Geschockt über Schließung
Verena Friedel aus Frammersbach war laut eigener Aussage mit den beiden Lohrer Kinderärzten sehr zufrieden. Mit ihren Töchtern im Alter von zwei und vier Jahren fühlte sie sich in der Praxis gut aufgehoben. Für die 29-Jährige kam die Ankündigung, dass im Sommer Schluss ist, völlig überraschend: "Ich war ein bisschen geschockt, weil ich dachte, dass die Ärztin die Praxis übernimmt."
Die Nachricht von der Praxisaufgabe hat sich unter den Eltern wie ein Lauffeuer verbreitet. Nun häufen sich bei den anderen Kinderärzten in Karlstadt, Gemünden und Marktheidenfeld die Anfragen von Müttern, ob ihre Kinder künftig dort als Patienten aufgenommen werden können.
Laut der Kassenärztlichen Vereinigung Bayerns (KVB) teilen sich aktuell zehn Kinder- und Jugendärzte im Kreis Main-Spessart die acht Arztsitze. Sie sind dabei für die medizinische Versorgung von rund 19 500 Kreisbürgern unter 18 Jahren zuständig. "Das Problem ist, dass die Kollegen in der Region schon relativ viel Arbeit haben und nicht unbedingt darauf warten, noch meine Patienten zu versorgen", sagt Kinderarzt Jürgen Meßner.
Seine scheidende Kollegin berichtet, dass sie bereits einige Nachrichten und Anrufe von Eltern erhalten habe. "Sie sind sehr traurig und haben Angst, keinen Kinderarzt mehr in der Gegend zu finden", sagt die 40-Jährige.
Kinderärzte bereits am Limit
Joachim Müller-Scholden ist Kinderarzt und Kinderkardiologe. Der 58-Jährige betreibt mit Matthias Böhme zusammen eine Facharztpraxis in Marktheidenfeld und spricht von zahlreichen Anfragen. Weder in seiner Praxis noch bei den Kollegen im Landkreis sieht er viele Freiräume. "Wir sind sicherlich alle von der Belastung am Limit", betont der Marktheidenfelder Kinderarzt.

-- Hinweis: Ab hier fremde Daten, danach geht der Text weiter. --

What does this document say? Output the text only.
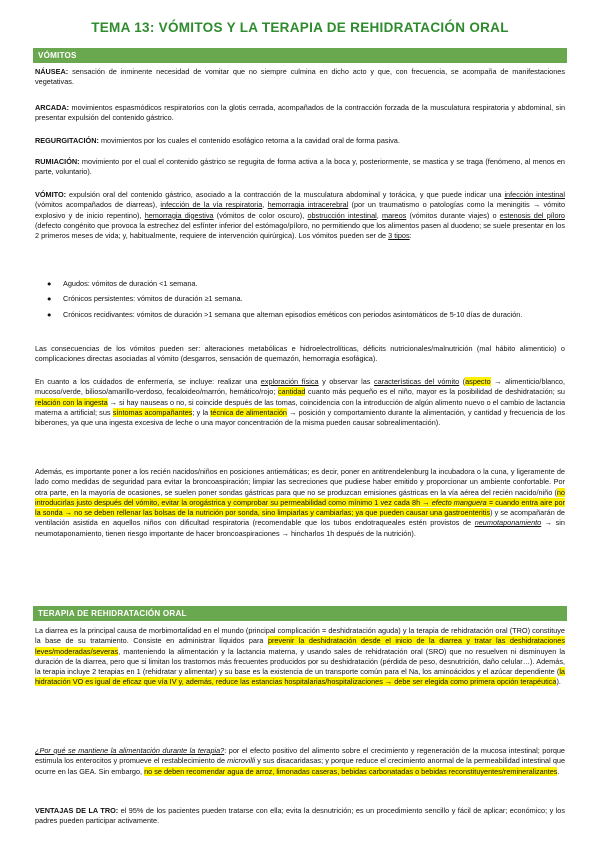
TEMA 13: VÓMITOS Y LA TERAPIA DE REHIDRATACIÓN ORAL
VÓMITOS

NÁUSEA: sensación de inminente necesidad de vomitar que no siempre culmina en dicho acto y que, con frecuencia, se acompaña de manifestaciones vegetativas.

ARCADA: movimientos espasmódicos respiratorios con la glotis cerrada, acompañados de la contracción forzada de la musculatura respiratoria y abdominal, sin presentar expulsión del contenido gástrico.

REGURGITACIÓN: movimientos por los cuales el contenido esofágico retorna a la cavidad oral de forma pasiva.

RUMIACIÓN: movimiento por el cual el contenido gástrico se regugita de forma activa a la boca y, posteriormente, se mastica y se traga (fenómeno, al menos en parte, voluntario).

VÓMITO: expulsión oral del contenido gástrico, asociado a la contracción de la musculatura abdominal y torácica, y que puede indicar una infección intestinal (vómitos acompañados de diarreas), infección de la vía respiratoria, hemorragia intracerebral (por un traumatismo o patologías como la meningitis → vómito explosivo y de inicio repentino), hemorragia digestiva (vómitos de color oscuro), obstrucción intestinal, mareos (vómitos durante viajes) o estenosis del píloro (defecto congénito que provoca la estrechez del esfínter inferior del estómago/píloro, no permitiendo que los alimentos pasen al duodeno; se suele presentar en los 2 primeros meses de vida; y, habitualmente, requiere de intervención quirúrgica). Los vómitos pueden ser de 3 tipos:

● Agudos: vómitos de duración <1 semana.
● Crónicos persistentes: vómitos de duración ≥1 semana.
● Crónicos recidivantes: vómitos de duración >1 semana que alternan episodios eméticos con periodos asintomáticos de 5-10 días de duración.

Las consecuencias de los vómitos pueden ser: alteraciones metabólicas e hidroelectrolíticas, déficits nutricionales/malnutrición (mal hábito alimenticio) o complicaciones directas asociadas al vómito (desgarros, sensación de quemazón, hemorragia esofágica).

En cuanto a los cuidados de enfermería, se incluye: realizar una exploración física y observar las características del vómito (aspecto → alimenticio/blanco, mucoso/verde, bilioso/amarillo-verdoso, fecaloideo/marrón, hemático/rojo; cantidad cuanto más pequeño es el niño, mayor es la posibilidad de deshidratación; su relación con la ingesta → si hay nauseas o no, si coincide después de las tomas, coincidencia con la introducción de algún alimento nuevo o el cambio de lactancia materna a artificial; sus síntomas acompañantes; y la técnica de alimentación → posición y comportamiento durante la alimentación, y cantidad y frecuencia de los biberones, ya que una ingesta excesiva de leche o una mayor concentración de la misma pueden causar sobrealimentación).

Además, es importante poner a los recién nacidos/niños en posiciones antiemáticas; es decir, poner en antitrendelenburg la incubadora o la cuna, y ligeramente de lado como medidas de seguridad para evitar la broncoaspiración; limpiar las secreciones que pudiese haber emitido y proporcionar un ambiente confortable. Por otra parte, en la mayoría de ocasiones, se suelen poner sondas gástricas para que no se produzcan emisiones gástricas en la vía aérea del recién nacido/niño (no introducirlas justo después del vómito, evitar la orogástrica y comprobar su permeabilidad como mínimo 1 vez cada 8h → efecto manguera = cuando entra aire por la sonda → no se deben rellenar las bolsas de la nutrición por sonda, sino limpiarlas y cambiarlas; ya que pueden causar una gastroenteritis) y se acompañarán de ventilación asistida en aquellos niños con dificultad respiratoria (recomendable que los tubos endotraqueales estén provistos de neumotaponamiento → sin neumotaponamiento, tienen riesgo importante de hacer broncoaspiraciones → hincharlos 1h después de la nutrición).

TERAPIA DE REHIDRATACIÓN ORAL

La diarrea es la principal causa de morbimortalidad en el mundo (principal complicación = deshidratación aguda) y la terapia de rehidratación oral (TRO) constituye la base de su tratamiento. Consiste en administrar líquidos para prevenir la deshidratación desde el inicio de la diarrea y tratar las deshidrataciones leves/moderadas/severas, manteniendo la alimentación y la lactancia materna, y usando sales de rehidratación oral (SRO) que no resuelven ni disminuyen la duración de la diarrea, pero que si limitan los trastornos más frecuentes producidos por su deshidratación (pérdida de peso, desnutrición, daño celular…). Además, la terapia incluye 2 terapias en 1 (rehidratar y alimentar) y su base es la existencia de un transporte común para el Na, los aminoácidos y el azúcar dependiente (la hidratación VO es igual de eficaz que vía IV y, además, reduce las estancias hospitalarias/hospitalizaciones → debe ser elegida como primera opción terapéutica).

¿Por qué se mantiene la alimentación durante la terapia?: por el efecto positivo del alimento sobre el crecimiento y regeneración de la mucosa intestinal; porque estimula los enterocitos y promueve el restablecimiento de microvilli y sus disacaridasas; y porque reduce el crecimiento anormal de la permeabilidad intestinal que ocurre en las GEA. Sin embargo, no se deben recomendar agua de arroz, limonadas caseras, bebidas carbonatadas o bebidas reconstituyentes/remineralizantes.

VENTAJAS DE LA TRO: el 95% de los pacientes pueden tratarse con ella; evita la desnutrición; es un procedimiento sencillo y fácil de aplicar; económico; y los padres pueden participar activamente.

Müller-Scholden sieht die Gefahr, dass viele Kinder und Jugendliche nicht kinderärztlich weiter betreut werden können. Deshalb will sich der 58-Jährige zeitnah mit seinen Kollegen im Landkreis besprechen, was sie machen können. "Wir werden in Marktheidenfeld versuchen, alle Säuglinge und Kleinkinder mitzubetreuen. Und wir werden mit Herrn Meßner ein Gespräch suchen, um zu erfahren, welche Kinder und Jugendliche chronisch krank sind und ständige Dauerbetreuung brauchen, so dass man wenigstens die suffizient weiter betreuen kann", nennt der Marktheidenfelder Kinderarzt als Ziel.
Die Eltern, die neu in seine Praxis kommen wollen, bittet er um Geduld: "Wir sagen im Moment, dass wir im April gar keine klaren Auskünfte geben wollen und dass sie Mitte Mai noch einmal anrufen sollen. Denn dann sollten sich die Kinderärzte im Kreis über das weitere Vorgehen abgesprochen haben."
Eigene Praxis seltener gefragt
Die Chance, dass sich doch noch ein Nachfolger für die Lohrer Kinderarztpraxis findet, ist gering. Auf dem Markt seien insgesamt zu wenige Kinderärztinnen und -ärzte. Und davon würden die meisten keine eigene Praxis führen, sondern lieber als Angestellte arbeiten wollen, sagt Jürgen Meßner. "Man hat so das Gefühl, dass die Selbstständigkeit von vielen der Kolleginnen und Kollegen wegen des Organisationsaufwands nicht mehr erwünscht ist. Bei der eigenen Praxis kommt zur medizinischen Tätigkeit noch Verwaltung, Personalführung und Materialbeschaffung dazu", erläutert der Lohrer Kinderarzt.
Manchmal hat es aber auch andere Gründe: Meßner erzählt, dass sich ein Interessent vor ein paar Jahren die Praxis angeschaut habe. "Seine Frau hat aber gesagt, in so ein kleines Kaff geht sie nicht", berichtet der 67-Jährige. Der Lohrer Kinderarzt, der rund 34 Jahre alles getan hat, um die Schmerzen seiner jungen Patienten zu lindern, leidet derzeit selbst. "Es tut mir in der Seele weh, dass ich keinen Nachfolger gefunden habe", sagt er.